Mack’s training camp absence isn’t even the only drama-filled Raiders employee situation.
Longtime Raiders radio announcer Greg Papa confirmed recent reports on Monday that the team had replaced him with 79-year-old Brent Musburger. Papa, the team’s play-by-play guy since 1997, made the announcement on his daily Bay Area radio show on 95.7 The Game. (The team also let go radio announcer Tom Flores, who won two Super Bowls as Raiders head coach in the early 1980s. Flores started his Raiders career as a quarterback 58 years ago, in the franchise’s inaugural season in 1960.)
According to Papa, Mark Davis fired him because he was angry Papa had publicly criticized the Raiders front office’s willingness to interview Mike Shanahan for head coach in 2015. Papa was fiercely loyal to Al Davis and he viewed Shanahan — Al’s longtime nemesis — as being off limits to the Raiders franchise.
Papa grew emotional at times when explaining his firing to radio listeners. He said Mark Davis never forgave him for that perceived slight, going so far as to ignore the announcer whenever he tried to say hello to Davis at team functions.
“This is not Al Davis’ football team anymore,” Papa said on the air. “And maybe that’s my own mistake. That I never realized it. … I should’ve realized it years ago. But I am realizing it now.”
Translation: Mark Davis is running things now, and Papa hasn’t always been crazy about the new owner’s decisions. Papa is not alone. Many East Bay fans have lamented Papa’s departure this week, seeing it as one more Oakland tie that Davis has severed from the Vegas-bound franchise.

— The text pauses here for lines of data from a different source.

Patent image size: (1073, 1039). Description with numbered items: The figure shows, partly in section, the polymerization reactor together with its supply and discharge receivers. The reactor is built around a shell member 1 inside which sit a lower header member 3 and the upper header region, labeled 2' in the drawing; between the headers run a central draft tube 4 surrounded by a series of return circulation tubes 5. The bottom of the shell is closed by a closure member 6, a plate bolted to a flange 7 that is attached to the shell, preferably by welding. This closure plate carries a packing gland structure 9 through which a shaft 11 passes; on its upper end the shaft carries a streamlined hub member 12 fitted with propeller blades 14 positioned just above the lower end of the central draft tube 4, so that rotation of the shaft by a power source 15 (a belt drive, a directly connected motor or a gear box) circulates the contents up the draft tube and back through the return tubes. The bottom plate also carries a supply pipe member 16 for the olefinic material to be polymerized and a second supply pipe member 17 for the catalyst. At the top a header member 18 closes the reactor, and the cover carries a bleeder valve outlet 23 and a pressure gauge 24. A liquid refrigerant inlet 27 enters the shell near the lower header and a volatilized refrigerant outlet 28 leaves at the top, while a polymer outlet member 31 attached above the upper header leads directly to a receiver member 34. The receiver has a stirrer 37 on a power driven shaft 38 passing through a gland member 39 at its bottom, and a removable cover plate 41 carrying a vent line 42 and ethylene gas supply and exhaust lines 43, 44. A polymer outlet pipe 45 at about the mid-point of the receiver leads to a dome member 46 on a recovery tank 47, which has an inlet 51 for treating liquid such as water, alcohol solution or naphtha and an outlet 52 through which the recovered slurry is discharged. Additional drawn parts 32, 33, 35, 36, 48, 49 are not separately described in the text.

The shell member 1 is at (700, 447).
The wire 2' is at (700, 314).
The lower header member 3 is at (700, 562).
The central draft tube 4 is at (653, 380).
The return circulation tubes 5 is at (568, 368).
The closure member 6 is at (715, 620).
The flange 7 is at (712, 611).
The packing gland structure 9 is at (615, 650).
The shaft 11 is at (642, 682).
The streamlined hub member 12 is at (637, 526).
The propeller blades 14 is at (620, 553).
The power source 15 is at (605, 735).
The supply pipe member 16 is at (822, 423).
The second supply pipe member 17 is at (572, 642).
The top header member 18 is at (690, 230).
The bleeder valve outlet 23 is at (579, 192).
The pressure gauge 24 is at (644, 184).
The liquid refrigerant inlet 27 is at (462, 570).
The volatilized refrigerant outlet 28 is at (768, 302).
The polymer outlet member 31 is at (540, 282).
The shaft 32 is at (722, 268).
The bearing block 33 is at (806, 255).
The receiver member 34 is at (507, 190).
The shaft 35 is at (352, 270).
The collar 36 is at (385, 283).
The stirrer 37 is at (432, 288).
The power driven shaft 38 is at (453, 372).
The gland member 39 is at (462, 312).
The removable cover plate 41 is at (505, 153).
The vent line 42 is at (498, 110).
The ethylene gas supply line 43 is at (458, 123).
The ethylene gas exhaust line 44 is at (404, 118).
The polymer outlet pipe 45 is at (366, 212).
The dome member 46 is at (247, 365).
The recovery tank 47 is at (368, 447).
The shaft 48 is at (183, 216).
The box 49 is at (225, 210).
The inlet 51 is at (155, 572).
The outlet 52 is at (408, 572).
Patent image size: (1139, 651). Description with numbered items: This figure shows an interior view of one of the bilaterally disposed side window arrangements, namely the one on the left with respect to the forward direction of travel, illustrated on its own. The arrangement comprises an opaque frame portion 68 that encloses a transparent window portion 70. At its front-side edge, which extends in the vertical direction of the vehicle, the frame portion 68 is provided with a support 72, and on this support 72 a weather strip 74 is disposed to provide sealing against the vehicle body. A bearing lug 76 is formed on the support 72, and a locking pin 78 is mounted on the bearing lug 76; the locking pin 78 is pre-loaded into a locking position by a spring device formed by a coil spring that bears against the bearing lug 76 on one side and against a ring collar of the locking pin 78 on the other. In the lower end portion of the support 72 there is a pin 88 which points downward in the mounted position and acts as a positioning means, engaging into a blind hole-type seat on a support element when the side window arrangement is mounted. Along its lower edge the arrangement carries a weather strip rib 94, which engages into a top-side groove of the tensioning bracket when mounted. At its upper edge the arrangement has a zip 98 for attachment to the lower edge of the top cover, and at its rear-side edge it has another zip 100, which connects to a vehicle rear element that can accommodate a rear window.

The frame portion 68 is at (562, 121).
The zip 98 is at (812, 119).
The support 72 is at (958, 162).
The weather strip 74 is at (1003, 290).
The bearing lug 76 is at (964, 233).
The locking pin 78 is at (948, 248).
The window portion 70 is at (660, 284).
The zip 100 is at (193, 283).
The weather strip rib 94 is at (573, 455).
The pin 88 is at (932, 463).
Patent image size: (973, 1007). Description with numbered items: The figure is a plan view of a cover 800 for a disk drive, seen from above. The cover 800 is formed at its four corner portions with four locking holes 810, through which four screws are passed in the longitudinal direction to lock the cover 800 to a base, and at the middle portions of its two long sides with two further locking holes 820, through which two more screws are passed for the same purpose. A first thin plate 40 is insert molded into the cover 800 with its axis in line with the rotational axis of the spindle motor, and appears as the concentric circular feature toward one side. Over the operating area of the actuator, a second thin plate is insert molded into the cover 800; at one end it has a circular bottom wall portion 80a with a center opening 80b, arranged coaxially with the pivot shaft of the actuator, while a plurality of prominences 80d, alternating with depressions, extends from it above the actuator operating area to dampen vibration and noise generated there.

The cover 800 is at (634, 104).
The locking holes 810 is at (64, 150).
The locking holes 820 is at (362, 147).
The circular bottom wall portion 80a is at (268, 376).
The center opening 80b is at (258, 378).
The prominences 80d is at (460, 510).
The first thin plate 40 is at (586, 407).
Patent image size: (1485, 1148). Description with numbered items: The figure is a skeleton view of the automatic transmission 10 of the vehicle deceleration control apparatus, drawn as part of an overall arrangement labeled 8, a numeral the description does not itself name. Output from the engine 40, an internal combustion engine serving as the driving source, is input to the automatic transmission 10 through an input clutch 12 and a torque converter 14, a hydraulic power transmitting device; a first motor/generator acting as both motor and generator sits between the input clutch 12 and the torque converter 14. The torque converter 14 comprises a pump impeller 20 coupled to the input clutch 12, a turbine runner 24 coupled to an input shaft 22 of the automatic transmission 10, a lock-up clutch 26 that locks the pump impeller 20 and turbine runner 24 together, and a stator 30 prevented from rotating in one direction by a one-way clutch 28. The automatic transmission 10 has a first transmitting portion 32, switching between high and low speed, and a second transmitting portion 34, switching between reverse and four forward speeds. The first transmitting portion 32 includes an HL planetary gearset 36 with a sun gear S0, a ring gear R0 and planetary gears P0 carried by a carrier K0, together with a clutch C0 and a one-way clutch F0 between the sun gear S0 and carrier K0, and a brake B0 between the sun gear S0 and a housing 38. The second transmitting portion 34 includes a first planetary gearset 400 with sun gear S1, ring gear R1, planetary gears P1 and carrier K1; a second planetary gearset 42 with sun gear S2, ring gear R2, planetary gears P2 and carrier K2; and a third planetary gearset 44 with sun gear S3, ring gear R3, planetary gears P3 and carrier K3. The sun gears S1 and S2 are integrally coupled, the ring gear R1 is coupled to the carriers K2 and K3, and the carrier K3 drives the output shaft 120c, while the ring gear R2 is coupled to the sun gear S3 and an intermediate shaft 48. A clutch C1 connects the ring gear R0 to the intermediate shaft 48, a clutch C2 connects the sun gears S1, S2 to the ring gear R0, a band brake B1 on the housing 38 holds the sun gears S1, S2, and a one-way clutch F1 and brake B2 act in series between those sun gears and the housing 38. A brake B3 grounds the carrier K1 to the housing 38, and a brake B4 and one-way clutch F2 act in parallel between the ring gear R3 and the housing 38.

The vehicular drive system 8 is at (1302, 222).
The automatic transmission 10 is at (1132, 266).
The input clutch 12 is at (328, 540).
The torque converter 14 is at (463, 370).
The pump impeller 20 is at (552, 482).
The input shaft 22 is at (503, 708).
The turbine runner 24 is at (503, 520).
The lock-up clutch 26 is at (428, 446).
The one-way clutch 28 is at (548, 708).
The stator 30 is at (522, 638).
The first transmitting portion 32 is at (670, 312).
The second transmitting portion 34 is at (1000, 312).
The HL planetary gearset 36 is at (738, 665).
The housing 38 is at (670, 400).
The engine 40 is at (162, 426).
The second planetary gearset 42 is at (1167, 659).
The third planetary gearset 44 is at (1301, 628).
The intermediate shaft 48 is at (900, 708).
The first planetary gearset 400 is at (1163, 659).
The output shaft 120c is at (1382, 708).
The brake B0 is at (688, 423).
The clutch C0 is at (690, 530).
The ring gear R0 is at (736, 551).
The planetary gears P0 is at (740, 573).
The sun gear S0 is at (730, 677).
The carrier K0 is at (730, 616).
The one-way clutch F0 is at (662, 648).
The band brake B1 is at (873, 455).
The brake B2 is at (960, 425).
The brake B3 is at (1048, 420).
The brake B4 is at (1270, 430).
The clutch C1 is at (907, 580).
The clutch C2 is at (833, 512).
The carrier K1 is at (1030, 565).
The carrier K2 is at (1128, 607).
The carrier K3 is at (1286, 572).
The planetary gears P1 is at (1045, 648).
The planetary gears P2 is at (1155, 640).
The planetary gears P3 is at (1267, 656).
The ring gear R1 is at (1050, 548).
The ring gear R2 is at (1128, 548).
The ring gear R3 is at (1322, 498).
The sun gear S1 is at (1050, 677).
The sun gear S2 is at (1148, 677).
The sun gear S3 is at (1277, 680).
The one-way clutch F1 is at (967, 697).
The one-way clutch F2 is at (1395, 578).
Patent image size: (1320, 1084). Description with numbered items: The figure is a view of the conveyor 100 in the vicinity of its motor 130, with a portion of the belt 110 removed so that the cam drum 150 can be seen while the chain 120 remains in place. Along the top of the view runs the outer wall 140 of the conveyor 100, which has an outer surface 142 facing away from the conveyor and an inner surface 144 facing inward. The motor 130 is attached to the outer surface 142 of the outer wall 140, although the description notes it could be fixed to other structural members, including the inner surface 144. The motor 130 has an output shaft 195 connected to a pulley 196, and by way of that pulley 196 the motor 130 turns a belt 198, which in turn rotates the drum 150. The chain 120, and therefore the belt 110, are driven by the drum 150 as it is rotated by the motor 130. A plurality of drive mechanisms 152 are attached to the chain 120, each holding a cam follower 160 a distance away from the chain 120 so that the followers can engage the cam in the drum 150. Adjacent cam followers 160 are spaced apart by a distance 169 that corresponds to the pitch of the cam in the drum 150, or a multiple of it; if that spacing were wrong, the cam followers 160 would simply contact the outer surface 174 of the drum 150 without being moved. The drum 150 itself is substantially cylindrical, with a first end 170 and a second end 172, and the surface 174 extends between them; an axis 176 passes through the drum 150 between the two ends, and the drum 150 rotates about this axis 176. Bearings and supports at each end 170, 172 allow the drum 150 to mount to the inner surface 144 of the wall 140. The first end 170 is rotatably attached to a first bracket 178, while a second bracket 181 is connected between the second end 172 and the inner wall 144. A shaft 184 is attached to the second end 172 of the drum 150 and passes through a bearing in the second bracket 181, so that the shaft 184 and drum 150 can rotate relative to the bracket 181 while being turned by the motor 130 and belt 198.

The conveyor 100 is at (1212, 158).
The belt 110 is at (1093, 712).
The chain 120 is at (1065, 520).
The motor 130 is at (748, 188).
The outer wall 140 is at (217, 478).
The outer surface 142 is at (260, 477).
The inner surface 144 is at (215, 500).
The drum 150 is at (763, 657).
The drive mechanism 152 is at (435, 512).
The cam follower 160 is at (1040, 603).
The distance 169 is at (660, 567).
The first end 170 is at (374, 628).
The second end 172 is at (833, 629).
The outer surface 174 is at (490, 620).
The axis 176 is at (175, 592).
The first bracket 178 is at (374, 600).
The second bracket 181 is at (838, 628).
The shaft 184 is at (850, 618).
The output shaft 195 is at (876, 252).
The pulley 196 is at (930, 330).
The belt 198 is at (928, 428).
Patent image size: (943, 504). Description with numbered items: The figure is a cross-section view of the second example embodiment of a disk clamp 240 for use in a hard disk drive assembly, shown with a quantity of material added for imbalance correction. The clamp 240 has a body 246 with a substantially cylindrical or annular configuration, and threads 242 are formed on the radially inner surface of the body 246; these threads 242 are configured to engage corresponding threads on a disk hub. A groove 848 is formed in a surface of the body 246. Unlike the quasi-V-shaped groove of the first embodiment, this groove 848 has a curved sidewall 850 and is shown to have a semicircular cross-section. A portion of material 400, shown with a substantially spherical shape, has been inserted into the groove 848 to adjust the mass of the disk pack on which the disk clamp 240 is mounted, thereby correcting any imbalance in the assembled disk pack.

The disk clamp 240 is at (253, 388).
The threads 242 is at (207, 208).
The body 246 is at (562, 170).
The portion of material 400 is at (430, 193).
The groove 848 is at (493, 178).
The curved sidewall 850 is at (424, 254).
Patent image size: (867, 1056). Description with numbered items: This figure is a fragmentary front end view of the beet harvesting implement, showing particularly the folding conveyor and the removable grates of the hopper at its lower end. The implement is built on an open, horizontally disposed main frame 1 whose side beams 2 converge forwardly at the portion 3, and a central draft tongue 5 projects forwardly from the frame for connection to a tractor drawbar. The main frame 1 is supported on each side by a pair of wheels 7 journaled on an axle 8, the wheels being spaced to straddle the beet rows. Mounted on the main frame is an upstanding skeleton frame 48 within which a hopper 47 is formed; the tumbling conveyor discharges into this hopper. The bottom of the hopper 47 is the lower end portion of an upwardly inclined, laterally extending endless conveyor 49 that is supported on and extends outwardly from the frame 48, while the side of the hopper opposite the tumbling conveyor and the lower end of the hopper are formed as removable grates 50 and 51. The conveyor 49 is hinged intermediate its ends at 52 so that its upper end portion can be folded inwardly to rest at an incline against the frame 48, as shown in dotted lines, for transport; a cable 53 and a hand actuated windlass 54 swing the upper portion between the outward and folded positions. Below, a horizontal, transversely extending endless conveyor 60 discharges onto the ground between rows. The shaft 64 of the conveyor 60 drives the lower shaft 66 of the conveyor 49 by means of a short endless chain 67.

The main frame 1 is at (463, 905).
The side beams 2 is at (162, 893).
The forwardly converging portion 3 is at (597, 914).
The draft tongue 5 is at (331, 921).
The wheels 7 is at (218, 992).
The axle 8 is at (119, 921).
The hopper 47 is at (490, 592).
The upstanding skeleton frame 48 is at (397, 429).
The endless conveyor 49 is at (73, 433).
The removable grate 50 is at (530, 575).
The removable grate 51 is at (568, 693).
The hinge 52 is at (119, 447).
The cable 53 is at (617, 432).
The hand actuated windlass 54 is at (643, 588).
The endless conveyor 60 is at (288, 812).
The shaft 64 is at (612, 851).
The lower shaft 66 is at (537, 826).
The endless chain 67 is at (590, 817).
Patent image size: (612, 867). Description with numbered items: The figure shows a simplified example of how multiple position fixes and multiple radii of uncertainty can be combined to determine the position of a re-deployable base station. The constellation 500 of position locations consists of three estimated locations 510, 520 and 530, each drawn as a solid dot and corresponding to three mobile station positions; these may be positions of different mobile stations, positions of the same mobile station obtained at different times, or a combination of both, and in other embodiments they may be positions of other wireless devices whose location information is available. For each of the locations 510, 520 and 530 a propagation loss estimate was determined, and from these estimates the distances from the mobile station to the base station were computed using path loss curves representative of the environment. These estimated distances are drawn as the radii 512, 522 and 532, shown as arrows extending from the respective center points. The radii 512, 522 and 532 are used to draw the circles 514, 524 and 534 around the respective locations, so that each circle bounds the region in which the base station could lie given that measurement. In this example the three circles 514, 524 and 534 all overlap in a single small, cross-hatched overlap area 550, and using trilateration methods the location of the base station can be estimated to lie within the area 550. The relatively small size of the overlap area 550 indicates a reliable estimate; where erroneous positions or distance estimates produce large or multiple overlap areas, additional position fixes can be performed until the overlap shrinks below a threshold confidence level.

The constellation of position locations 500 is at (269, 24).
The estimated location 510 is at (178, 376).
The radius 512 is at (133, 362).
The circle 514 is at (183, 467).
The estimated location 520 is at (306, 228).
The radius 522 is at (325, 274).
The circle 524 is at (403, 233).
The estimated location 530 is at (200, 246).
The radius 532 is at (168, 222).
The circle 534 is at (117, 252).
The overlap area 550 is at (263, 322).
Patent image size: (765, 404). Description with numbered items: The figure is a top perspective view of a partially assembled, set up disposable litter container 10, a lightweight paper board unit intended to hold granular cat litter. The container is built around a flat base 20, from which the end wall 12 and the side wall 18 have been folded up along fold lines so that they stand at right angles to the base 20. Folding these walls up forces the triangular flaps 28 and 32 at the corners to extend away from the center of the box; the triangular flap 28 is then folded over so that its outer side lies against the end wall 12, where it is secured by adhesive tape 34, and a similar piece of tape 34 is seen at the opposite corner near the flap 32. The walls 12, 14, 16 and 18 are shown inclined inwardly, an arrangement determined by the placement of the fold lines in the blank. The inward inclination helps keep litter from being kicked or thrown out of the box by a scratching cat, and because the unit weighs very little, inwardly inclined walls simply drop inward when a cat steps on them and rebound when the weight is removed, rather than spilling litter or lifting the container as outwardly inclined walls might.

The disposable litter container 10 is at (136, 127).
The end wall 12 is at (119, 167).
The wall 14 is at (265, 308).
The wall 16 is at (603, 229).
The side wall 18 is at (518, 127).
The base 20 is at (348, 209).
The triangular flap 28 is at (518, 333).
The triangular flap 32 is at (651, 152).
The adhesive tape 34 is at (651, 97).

So much of sports’ appeal is about the sense of tradition and continuity. And Papa’s firing chips away at that sense. The younger Davis in recent years has already bid good-bye to several of his father’s confidants, including former senior PR executive John Herrera and former Raiders CEO Amy Trask.
Other Davis maneuvers reveal a pattern of decisions that appear to be driven more by hubris and petulance than steady decision-making.
He fired Raiders public relations executive Zak Gilbert in 2013 because Davis reportedly took umbrage to a Sports Illustrated article that portrayed his father as being out of touch in the final years of his life. Also, Marcus Thompson reported last season in The Athletic that Davis sometimes vented his anger at then-head coach Jack Del Rio on the team plane after losses. After finishing 6-10 last season, Davis fired Del Rio, even though he was the only coach to lead the Raiders to the playoffs during the Davis-McKenzie era.
And now Davis has fired Papa for indirectly criticizing him and various decisions he’s made while managing the Raiders. All too often with Davis, loyalty is a one-way street.
Papa is regarded as one of the NFL’s best announcers. He also does a great job calling basketball and baseball games. He’ll land on his feet with a new play-by-play job in no time. Personally, I hope he ends up back with the A’s, for whom he was the television voice from 1991 to 2003.
But after 21 seasons of excellent work as the voice of the Oakland Raiders, Papa deserved better than what he ultimately got from Mark Davis.
A lot of people in Oakland can relate. Just ask Khalil Mack.